In the present study, we also investigated the association between active vitamin D and HR-QOL. As a result, although the PF scores were significantly decreased at the end of the study in the patients without active vitamin D treatment, especially in women, the VitD group showed no significant change in PF scores before and after the study. These results suggest that active vitamin D administration might prevent the decline of PF associated with aging or other factors, independent of the change in muscle mass. Although we did not assess muscle strength or muscle function in the present study, there might be a significant association with these parameters and HR-QOL. On the other hand, for the men in the VitD group, mental health scores at the end of the study were significantly decreased compared with those at the beginning. Although the reason for this is uncertain, men treated with active vitamin D tended to show an increased level of serum calcium within the normal range. Because Tanaka et al. [44] previously reported that hypercalcemia is associated with poor mental health in dialysis patients, the increased serum calcium level may influence mental health in the men of the VitD group.
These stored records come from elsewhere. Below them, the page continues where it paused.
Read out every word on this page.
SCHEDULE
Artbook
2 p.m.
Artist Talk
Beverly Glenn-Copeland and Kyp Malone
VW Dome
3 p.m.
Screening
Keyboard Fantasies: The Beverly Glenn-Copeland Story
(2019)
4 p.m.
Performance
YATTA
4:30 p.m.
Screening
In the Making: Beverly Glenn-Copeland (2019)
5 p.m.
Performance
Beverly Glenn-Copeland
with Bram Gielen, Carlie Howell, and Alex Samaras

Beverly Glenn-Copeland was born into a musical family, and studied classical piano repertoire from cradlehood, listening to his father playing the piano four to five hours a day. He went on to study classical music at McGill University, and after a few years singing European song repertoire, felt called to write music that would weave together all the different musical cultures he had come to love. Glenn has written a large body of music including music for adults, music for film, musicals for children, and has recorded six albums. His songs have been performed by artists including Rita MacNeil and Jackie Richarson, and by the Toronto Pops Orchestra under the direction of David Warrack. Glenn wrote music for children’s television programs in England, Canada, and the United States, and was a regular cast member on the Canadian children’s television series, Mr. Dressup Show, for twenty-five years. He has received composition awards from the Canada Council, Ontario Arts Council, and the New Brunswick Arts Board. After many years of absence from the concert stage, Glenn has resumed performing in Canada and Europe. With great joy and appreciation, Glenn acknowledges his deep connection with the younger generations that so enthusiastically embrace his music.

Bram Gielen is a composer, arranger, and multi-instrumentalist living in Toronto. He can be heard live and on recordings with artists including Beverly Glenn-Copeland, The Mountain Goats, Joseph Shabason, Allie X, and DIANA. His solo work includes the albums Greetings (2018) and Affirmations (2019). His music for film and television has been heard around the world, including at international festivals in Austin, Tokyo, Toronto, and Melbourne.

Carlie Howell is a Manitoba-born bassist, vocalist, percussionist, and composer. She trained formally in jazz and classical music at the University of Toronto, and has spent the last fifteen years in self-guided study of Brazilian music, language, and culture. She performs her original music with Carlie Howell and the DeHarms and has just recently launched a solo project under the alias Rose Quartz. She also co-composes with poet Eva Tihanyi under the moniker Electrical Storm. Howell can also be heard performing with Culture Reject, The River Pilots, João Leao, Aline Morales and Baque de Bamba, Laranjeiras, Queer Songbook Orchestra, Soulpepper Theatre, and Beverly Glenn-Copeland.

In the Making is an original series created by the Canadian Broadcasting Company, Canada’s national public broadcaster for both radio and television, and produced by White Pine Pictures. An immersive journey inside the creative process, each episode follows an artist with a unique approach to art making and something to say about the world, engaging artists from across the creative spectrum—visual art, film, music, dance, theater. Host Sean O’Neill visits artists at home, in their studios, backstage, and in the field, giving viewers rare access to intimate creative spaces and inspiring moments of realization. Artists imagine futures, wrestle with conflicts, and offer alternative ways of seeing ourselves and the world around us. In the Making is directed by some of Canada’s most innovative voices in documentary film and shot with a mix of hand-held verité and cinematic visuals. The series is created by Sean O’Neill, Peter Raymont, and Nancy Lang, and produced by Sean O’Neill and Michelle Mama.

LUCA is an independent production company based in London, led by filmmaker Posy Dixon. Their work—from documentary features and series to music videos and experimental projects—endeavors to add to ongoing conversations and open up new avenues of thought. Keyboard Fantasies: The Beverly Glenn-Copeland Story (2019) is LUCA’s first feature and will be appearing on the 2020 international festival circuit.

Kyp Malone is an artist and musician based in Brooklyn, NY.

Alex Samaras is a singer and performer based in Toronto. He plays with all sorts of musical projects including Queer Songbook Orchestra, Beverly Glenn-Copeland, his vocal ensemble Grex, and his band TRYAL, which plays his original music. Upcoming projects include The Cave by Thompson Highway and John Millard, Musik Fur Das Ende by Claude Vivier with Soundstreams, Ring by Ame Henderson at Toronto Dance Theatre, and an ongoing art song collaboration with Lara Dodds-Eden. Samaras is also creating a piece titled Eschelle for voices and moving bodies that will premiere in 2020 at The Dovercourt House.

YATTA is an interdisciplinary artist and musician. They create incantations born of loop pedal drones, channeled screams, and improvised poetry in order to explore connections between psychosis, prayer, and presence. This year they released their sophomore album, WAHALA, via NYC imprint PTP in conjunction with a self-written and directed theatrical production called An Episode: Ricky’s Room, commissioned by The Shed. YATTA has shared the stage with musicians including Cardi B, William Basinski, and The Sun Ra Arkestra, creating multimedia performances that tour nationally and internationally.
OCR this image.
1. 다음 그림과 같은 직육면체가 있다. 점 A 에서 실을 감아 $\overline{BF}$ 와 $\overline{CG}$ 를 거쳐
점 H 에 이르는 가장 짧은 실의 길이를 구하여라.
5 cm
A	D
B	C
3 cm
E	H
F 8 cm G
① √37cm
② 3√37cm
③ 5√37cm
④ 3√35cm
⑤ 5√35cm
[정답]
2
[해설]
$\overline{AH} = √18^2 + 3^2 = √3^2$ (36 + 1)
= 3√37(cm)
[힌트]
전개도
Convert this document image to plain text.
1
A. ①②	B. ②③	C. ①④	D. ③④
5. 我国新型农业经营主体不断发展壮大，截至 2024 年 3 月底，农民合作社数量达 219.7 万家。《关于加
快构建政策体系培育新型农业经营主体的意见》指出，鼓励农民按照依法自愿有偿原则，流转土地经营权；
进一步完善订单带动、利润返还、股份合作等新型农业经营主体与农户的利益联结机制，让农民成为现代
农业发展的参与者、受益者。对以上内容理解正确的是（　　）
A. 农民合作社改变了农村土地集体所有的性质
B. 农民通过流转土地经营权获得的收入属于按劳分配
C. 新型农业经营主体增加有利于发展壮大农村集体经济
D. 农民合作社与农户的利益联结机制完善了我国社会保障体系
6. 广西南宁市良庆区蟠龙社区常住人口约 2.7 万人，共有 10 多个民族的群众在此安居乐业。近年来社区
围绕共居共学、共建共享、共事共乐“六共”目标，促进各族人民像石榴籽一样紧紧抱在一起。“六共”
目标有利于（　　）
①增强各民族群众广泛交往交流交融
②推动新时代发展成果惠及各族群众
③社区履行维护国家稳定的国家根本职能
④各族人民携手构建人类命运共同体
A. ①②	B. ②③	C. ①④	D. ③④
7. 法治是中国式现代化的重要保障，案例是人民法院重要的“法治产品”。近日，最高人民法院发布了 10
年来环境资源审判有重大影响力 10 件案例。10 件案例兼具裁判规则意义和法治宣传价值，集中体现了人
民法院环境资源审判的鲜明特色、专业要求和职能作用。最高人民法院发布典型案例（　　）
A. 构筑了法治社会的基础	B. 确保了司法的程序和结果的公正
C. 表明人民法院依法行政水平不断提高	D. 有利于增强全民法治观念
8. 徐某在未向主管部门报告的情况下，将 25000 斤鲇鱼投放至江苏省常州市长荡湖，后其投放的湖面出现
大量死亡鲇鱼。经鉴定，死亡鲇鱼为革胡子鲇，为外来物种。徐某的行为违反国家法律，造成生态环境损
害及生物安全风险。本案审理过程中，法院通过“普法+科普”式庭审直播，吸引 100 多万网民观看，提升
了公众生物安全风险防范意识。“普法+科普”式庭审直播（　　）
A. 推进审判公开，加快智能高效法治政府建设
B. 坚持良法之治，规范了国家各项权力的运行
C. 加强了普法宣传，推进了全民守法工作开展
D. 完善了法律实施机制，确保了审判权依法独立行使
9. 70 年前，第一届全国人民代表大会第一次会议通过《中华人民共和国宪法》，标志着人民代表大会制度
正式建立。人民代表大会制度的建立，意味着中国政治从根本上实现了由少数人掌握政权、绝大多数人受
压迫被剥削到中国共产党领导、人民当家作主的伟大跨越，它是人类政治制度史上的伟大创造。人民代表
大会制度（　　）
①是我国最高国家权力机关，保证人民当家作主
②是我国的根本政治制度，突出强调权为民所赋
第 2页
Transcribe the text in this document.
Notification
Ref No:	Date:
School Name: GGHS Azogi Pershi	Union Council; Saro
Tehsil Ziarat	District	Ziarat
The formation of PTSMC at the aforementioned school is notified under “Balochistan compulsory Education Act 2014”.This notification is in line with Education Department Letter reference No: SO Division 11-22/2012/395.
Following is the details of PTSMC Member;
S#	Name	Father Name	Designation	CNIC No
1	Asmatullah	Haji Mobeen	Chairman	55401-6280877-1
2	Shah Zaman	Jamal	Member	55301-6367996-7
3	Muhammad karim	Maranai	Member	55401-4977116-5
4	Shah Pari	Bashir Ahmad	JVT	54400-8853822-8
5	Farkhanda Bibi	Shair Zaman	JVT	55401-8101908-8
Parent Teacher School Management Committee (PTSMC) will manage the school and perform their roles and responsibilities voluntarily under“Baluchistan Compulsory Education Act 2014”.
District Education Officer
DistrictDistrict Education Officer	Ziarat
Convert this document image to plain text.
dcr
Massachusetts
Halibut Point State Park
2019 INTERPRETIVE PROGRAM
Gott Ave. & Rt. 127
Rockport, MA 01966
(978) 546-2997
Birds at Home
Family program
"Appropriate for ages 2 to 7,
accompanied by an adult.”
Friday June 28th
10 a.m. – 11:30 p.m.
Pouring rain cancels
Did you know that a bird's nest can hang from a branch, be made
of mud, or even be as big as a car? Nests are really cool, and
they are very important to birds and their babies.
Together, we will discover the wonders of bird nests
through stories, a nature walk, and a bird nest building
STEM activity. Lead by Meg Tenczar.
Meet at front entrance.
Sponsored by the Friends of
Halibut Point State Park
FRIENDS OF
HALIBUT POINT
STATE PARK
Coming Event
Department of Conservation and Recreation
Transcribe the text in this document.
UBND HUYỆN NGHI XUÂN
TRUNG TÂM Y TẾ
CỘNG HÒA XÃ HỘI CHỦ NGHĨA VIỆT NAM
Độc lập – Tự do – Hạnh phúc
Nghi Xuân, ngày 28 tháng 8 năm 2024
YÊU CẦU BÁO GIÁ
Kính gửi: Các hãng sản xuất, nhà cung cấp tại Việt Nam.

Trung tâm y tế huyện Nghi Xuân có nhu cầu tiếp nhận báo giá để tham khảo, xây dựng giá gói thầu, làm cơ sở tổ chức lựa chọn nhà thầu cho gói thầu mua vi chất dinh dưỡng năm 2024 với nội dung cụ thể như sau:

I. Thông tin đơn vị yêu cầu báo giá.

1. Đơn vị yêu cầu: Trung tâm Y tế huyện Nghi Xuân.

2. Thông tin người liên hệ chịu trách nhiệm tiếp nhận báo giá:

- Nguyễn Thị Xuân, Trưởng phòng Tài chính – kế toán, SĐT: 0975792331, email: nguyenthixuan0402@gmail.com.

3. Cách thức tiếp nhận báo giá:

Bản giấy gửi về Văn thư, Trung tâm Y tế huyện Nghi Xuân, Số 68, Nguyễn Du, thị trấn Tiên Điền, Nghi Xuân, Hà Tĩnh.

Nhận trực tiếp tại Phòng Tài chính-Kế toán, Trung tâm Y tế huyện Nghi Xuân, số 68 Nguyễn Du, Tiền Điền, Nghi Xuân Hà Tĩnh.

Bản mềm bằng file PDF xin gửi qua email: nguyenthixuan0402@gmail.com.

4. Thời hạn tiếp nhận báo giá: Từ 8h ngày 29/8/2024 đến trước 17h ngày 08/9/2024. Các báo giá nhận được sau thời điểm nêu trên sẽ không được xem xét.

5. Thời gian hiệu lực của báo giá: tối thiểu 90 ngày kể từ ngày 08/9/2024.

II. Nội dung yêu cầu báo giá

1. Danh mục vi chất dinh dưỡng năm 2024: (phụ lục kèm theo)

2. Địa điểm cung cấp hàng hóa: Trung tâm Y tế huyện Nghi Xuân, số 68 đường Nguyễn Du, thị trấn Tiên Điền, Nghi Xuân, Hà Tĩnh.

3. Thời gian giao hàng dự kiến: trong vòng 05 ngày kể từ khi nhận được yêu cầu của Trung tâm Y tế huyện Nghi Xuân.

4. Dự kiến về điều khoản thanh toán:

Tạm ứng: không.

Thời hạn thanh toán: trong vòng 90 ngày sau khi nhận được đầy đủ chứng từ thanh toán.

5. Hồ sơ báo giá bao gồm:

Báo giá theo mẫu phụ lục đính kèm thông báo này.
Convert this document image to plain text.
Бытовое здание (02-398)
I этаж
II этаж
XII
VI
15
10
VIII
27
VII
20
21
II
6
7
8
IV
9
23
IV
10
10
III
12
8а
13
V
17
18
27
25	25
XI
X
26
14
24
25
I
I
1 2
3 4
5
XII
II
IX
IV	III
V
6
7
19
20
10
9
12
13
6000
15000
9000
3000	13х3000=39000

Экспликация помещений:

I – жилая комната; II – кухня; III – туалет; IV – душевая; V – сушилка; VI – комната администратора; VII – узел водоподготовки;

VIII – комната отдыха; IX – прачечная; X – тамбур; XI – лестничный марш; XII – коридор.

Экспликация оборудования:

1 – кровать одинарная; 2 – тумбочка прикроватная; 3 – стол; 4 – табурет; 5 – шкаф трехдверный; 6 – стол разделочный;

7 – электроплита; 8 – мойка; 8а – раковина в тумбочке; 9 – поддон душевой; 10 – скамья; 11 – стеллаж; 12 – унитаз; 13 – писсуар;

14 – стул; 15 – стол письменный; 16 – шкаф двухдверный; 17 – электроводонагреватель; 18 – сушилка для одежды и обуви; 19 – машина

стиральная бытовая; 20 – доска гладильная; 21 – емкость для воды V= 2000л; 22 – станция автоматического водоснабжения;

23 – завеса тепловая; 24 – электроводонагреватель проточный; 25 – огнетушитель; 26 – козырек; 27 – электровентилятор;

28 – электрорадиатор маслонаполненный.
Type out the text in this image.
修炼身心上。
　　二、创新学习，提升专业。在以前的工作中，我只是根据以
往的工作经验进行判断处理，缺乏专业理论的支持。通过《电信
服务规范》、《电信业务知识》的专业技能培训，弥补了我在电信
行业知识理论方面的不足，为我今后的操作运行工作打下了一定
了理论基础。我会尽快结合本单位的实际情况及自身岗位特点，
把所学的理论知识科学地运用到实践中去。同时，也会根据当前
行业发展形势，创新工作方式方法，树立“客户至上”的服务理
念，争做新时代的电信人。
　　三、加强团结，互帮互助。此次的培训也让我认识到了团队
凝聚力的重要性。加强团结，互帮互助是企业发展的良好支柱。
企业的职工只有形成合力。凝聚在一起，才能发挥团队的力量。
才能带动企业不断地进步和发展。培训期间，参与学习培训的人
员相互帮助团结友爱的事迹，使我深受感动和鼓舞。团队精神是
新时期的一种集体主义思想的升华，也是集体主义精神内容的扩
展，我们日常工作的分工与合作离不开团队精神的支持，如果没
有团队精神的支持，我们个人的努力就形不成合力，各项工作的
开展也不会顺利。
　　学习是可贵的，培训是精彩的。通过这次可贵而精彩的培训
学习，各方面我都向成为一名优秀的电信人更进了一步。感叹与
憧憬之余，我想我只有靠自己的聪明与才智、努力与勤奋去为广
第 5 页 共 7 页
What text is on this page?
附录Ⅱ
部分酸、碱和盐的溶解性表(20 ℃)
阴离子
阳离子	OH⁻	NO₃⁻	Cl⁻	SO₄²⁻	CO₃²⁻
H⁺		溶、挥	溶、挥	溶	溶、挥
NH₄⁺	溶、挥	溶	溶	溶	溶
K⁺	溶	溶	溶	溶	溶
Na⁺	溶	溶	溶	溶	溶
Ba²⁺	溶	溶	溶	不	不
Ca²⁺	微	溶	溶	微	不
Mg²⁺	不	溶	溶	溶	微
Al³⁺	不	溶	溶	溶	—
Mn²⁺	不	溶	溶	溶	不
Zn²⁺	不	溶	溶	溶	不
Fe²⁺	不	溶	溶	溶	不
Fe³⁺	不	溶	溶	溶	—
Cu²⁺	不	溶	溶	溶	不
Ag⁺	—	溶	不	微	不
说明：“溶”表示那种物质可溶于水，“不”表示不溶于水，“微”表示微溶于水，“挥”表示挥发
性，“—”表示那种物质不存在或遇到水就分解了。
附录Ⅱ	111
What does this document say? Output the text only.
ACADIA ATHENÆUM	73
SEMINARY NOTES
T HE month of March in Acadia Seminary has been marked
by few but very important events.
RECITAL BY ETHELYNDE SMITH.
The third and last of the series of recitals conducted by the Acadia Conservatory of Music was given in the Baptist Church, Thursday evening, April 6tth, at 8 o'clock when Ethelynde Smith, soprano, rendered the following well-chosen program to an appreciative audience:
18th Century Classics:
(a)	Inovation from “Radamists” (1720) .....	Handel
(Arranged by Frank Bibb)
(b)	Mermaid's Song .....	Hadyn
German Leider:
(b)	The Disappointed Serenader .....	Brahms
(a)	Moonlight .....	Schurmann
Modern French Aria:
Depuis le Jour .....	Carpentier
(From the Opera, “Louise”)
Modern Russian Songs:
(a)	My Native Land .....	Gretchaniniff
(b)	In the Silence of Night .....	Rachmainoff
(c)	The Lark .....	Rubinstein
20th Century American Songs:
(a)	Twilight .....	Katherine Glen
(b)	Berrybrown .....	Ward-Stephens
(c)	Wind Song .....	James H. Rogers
There are several limitations to this study. First, this study is a retrospective analysis in which follow-up and treatment protocols were not standardized. In addition, the total number of participants was only 68 patients, which is a relatively small sample size, and the patients showed a low prevalence of diabetes mellitus. Second, we could not examine the difference among drugs, dose, or active vitamin D administration route because of the small sample size. In addition, we did not check the physical activity levels or exercise frequency in daily life, and we could not examine the effect of history of active vitamin D administration. Therefore, these factors might affect our results. Third, we could not investigate the effect of acidosis on muscle mass, which is reported to enhance amino acid degradation and increase muscle proteolysis [45] because data on HCO3 after 1 year were lacking. However, since there was no difference in HCO3 levels before dialysis, and the adequacy of dialysis throughout the study period was the same between groups, we believe that muscle mass was not affected by acidosis in this study. Last, our study period was limited to 1 year. Therefore, the long-term effect of active vitamin D is unclear.

5 Conclusion

Our results suggested that active vitamin D treatment was associated with increased muscle mass in men, and it might have a favorable effect on maintaining PF in HR-QOL. Hence, we hope for a prospective large-scale study to confirm our results and to investigate the long-term effects of active vitamin D on falls, fractures, HR-QOL, or mortality, which are attributed to decreased muscle mass.